As legendas do filme Laranja Mecânica

Laranja Mecânica (1971) é um filme dirigido por Stanley Kubrick, que também foi responsável pela adaptação do roteiro baseado no livro homônimo de Anthony Burgess, que teve sua primeira edição em 1962. Em uma Inglaterra futurista, distópica, uma gangue violenta de adolescentes aterroriza a região. Motivados por uma mistura de leite e drogas sintéticas, os drooguis, como são chamados, se envolvem em brigas com outras gangues, praticam crimes e promovem a barbárie sem nenhum tipo de culpa. A história é narrada pelo personagem principal, Alex De Large, um dos membros da gangue. O filme suscita várias interpretações e poderia garantir análises sobre o comportamento humano, a violência, a política, os aparelhos sociais do estado; entretanto, nosso foco mira exclusivamente a linguagem do filme.
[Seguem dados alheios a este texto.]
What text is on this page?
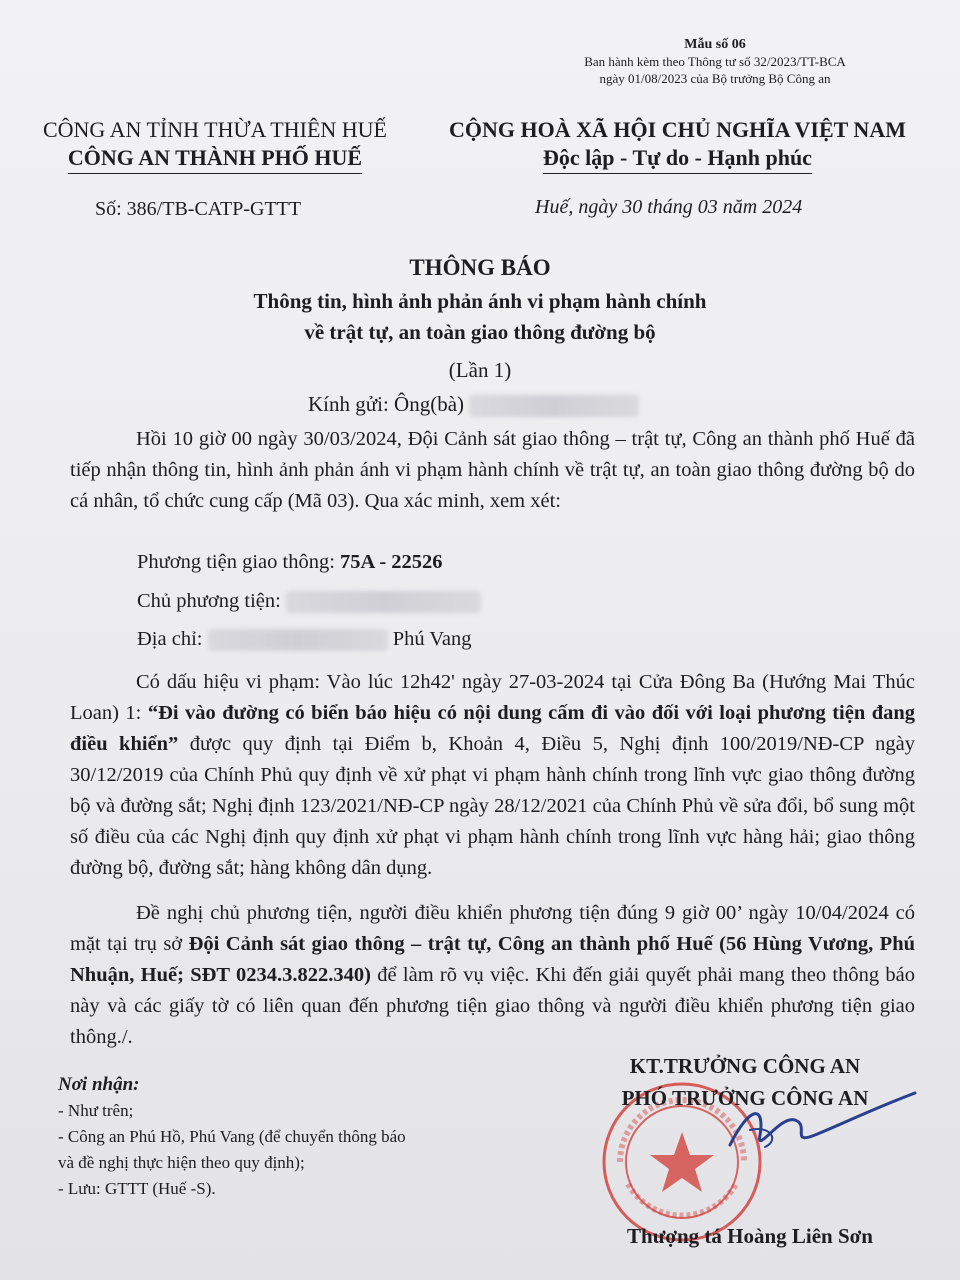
Mẫu số 06
Ban hành kèm theo Thông tư số 32/2023/TT-BCA
ngày 01/08/2023 của Bộ trưởng Bộ Công an
CÔNG AN TỈNH THỪA THIÊN HUẾ
CÔNG AN THÀNH PHỐ HUẾ
CỘNG HOÀ XÃ HỘI CHỦ NGHĨA VIỆT NAM
Độc lập - Tự do - Hạnh phúc
Số: 386/TB-CATP-GTTT	Huế, ngày 30 tháng 03 năm 2024
THÔNG BÁO
Thông tin, hình ảnh phản ánh vi phạm hành chính
về trật tự, an toàn giao thông đường bộ
(Lần 1)
Kính gửi: Ông(bà)
Hồi 10 giờ 00 ngày 30/03/2024, Đội Cảnh sát giao thông – trật tự, Công an thành phố Huế đã tiếp nhận thông tin, hình ảnh phản ánh vi phạm hành chính về trật tự, an toàn giao thông đường bộ do cá nhân, tổ chức cung cấp (Mã 03). Qua xác minh, xem xét:
Phương tiện giao thông: 75A - 22526
Chủ phương tiện:
Địa chỉ:	Phú Vang
Có dấu hiệu vi phạm: Vào lúc 12h42' ngày 27-03-2024 tại Cửa Đông Ba (Hướng Mai Thúc Loan) 1: “Đi vào đường có biển báo hiệu có nội dung cấm đi vào đối với loại phương tiện đang điều khiển” được quy định tại Điểm b, Khoản 4, Điều 5, Nghị định 100/2019/NĐ-CP ngày 30/12/2019 của Chính Phủ quy định về xử phạt vi phạm hành chính trong lĩnh vực giao thông đường bộ và đường sắt; Nghị định 123/2021/NĐ-CP ngày 28/12/2021 của Chính Phủ về sửa đổi, bổ sung một số điều của các Nghị định quy định xử phạt vi phạm hành chính trong lĩnh vực hàng hải; giao thông đường bộ, đường sắt; hàng không dân dụng.
Đề nghị chủ phương tiện, người điều khiển phương tiện đúng 9 giờ 00’ ngày 10/04/2024 có mặt tại trụ sở Đội Cảnh sát giao thông – trật tự, Công an thành phố Huế (56 Hùng Vương, Phú Nhuận, Huế; SĐT 0234.3.822.340) để làm rõ vụ việc. Khi đến giải quyết phải mang theo thông báo này và các giấy tờ có liên quan đến phương tiện giao thông và người điều khiển phương tiện giao thông./.
Nơi nhận:
- Như trên;
- Công an Phú Hồ, Phú Vang (để chuyển thông báo
và đề nghị thực hiện theo quy định);
- Lưu: GTTT (Huế -S).
KT.TRƯỞNG CÔNG AN
PHÓ TRƯỞNG CÔNG AN
Thượng tá Hoàng Liên Sơn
A gangue de Alex tem sua própria identidade, fato visto em primeiro lugar por suas vestimentas, o uniforme: camisa branca, calça branca presa por um suspensório também branco e um protetor escrotal, que por vezes tem forma fálica. Na cabeça, um chapéu preto – único acessório que varia entre os integrantes – e alguns detalhes minuciosos completam a vestimenta, como os botões em formato de olhos. Mas os drooguis têm outro fato que completa a sua identidade: suas prórpias gírias.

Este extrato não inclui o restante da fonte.